One of the benefits of SPTs is that they are generally competent and focused. Members of the teams meet high standards and provide a coherent project-oriented approach to their work in skills-transfer. This approach for capacity building maximises the use of the officers' capabilities, helps build relationships due to priority being set for officers with a cultural or linguistic affinity for the host state, and enables team to quickly deploy and adapt to the challenges faced in a particular context. This has some advantages over individual officers and formed police units, where deployments may be open-ended, without measurable goals, and distant from local forces. 

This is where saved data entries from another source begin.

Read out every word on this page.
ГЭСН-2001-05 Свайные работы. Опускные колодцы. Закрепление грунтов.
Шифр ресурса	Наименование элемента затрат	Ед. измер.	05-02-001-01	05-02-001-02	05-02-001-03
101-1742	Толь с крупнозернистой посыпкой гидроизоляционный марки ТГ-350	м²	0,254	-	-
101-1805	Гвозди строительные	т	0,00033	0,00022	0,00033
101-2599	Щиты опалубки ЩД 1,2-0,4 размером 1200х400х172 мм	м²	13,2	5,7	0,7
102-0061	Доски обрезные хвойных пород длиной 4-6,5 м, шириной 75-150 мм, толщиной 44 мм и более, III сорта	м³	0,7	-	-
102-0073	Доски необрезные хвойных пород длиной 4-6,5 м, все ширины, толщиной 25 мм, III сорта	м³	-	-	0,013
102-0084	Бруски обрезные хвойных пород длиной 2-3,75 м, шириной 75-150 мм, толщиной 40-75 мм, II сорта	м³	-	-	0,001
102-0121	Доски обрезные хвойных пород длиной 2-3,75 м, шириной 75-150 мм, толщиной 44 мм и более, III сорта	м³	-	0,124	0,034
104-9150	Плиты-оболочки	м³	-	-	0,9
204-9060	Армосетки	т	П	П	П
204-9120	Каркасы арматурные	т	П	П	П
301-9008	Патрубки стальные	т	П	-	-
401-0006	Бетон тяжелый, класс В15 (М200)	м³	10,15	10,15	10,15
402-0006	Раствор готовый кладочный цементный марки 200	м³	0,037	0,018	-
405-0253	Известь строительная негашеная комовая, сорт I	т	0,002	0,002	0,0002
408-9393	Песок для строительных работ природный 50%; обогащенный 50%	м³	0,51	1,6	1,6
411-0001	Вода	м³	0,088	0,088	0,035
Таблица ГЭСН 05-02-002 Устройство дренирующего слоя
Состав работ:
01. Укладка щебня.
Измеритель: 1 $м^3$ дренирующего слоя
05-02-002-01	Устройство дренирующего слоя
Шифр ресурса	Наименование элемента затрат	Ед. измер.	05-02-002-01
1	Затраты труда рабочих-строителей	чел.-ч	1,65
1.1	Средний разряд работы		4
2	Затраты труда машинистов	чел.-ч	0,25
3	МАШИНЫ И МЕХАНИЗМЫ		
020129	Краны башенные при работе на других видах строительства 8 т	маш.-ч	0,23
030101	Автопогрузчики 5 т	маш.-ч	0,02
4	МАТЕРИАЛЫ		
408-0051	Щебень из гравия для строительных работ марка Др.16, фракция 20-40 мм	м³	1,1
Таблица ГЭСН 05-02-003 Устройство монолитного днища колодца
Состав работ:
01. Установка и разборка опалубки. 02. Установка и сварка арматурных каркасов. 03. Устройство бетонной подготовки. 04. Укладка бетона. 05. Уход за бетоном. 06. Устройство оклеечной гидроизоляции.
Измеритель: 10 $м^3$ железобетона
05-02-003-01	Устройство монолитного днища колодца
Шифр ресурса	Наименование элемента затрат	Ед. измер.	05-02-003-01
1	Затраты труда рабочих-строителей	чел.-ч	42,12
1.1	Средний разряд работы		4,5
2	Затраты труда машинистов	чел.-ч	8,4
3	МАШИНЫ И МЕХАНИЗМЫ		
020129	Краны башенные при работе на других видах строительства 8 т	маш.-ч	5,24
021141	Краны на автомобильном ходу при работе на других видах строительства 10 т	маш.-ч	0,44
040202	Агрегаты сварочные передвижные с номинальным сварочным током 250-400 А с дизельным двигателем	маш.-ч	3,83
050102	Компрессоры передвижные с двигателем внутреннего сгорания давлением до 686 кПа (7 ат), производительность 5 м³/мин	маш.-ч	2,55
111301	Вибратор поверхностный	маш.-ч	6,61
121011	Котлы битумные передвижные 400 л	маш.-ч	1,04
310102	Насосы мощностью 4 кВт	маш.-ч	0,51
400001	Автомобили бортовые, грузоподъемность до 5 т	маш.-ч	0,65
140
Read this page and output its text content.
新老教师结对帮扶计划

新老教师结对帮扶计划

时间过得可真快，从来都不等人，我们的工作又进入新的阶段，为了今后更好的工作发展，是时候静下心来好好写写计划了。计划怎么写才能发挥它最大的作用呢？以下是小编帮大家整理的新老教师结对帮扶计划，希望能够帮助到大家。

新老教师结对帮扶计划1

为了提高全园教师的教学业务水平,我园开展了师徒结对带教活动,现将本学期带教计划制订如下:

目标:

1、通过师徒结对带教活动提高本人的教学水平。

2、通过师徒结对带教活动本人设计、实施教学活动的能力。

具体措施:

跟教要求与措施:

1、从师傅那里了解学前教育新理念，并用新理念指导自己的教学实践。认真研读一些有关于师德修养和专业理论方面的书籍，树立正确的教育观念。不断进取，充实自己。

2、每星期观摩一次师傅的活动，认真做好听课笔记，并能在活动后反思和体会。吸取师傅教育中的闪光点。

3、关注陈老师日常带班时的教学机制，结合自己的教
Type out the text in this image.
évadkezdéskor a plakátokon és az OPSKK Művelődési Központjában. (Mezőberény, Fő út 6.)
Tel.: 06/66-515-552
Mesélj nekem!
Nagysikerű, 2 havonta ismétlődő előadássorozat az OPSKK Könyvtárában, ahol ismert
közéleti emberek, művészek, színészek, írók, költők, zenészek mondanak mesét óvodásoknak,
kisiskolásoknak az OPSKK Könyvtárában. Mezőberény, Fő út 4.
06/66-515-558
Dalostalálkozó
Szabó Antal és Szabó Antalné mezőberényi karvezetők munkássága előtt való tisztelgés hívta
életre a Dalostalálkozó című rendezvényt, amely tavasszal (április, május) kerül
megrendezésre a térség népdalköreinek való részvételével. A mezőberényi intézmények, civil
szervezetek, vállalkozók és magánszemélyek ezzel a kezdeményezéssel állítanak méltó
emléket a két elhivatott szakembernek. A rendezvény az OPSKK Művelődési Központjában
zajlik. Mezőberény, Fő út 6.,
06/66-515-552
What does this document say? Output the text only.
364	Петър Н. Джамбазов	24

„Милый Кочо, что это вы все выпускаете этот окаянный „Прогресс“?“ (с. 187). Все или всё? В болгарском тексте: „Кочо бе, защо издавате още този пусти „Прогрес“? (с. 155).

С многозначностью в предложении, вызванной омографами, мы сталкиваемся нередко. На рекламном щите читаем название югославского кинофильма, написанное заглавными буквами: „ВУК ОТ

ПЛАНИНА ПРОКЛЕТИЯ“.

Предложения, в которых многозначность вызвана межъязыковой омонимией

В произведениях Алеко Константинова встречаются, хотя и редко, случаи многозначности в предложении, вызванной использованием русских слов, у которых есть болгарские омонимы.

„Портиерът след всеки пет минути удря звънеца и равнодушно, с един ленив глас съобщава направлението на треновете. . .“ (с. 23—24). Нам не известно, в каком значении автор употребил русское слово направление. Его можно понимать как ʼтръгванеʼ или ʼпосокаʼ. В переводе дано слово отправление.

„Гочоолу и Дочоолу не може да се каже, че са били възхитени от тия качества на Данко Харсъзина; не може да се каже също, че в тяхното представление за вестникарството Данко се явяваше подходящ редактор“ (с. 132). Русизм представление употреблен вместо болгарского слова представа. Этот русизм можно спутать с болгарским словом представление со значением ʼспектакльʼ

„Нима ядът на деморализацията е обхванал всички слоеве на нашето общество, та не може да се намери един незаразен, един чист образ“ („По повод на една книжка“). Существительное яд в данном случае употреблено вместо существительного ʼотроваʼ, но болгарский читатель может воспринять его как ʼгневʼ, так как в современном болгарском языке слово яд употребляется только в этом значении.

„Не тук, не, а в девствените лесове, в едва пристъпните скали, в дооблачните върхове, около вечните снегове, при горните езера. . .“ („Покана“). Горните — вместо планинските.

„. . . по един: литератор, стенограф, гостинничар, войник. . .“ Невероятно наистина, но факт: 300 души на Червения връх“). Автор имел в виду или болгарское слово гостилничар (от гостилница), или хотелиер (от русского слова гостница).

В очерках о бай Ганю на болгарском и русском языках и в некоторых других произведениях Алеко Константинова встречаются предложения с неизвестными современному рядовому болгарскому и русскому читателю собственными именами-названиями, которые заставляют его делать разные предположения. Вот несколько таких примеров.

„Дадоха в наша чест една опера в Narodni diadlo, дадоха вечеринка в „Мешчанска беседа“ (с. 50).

 However, there are a variety of challenges in the assembly and deployment of SPTs, first and foremost being supply-side issues. There are administrative barriers that limit access to funding as well as a shortage of officers who meet the necessary skills requirements for this voluntary programme. The officers that are seconded also come disproportionately from global north countries, and there are tensions between seconding states and the UNPD due to a sense that SPTs are directed too top-down without buy-in from MS. While the contextual specificity of the SPTs has its strengths, there is also inconsistency in their composition, plan, and modalities as well as a perceived disconnect from the broader efforts of the missions. In terms of end results, the report finds that too much focus is on "quick wins" that may not lead to long-term development of capacities within the host state, and that there are still few monitoring and evaluation frameworks or knowledge management systems in place.

In light of these challenges, the author proposes a broad variety of concrete policy changes. For the UNPD Secretariat, these include: clarify administrative roles internally, strengthen MS coordination, develop mechanisms for earmarked funding, simplify monitoring and evaluation requirements, and establish a knowledge management system for organisational learning. For missions, these include: maximise limited resources for sustainable outcomes, focus on training-of-trainers approaches, and refurbish local police training facilities. And for MS: ensure mission mandates and budgets enable the use of SPTs, provide high-quality personnel and adequate funding, and commission a system-wide evaluation of SPTs. Many more specific recommendations can be found at the end of the report. 

Reference: Hunt, C. T. (2024). Specialized Police Teams in UN Peace Operations: A Survey of Progress and Challenge. International Peace Institute.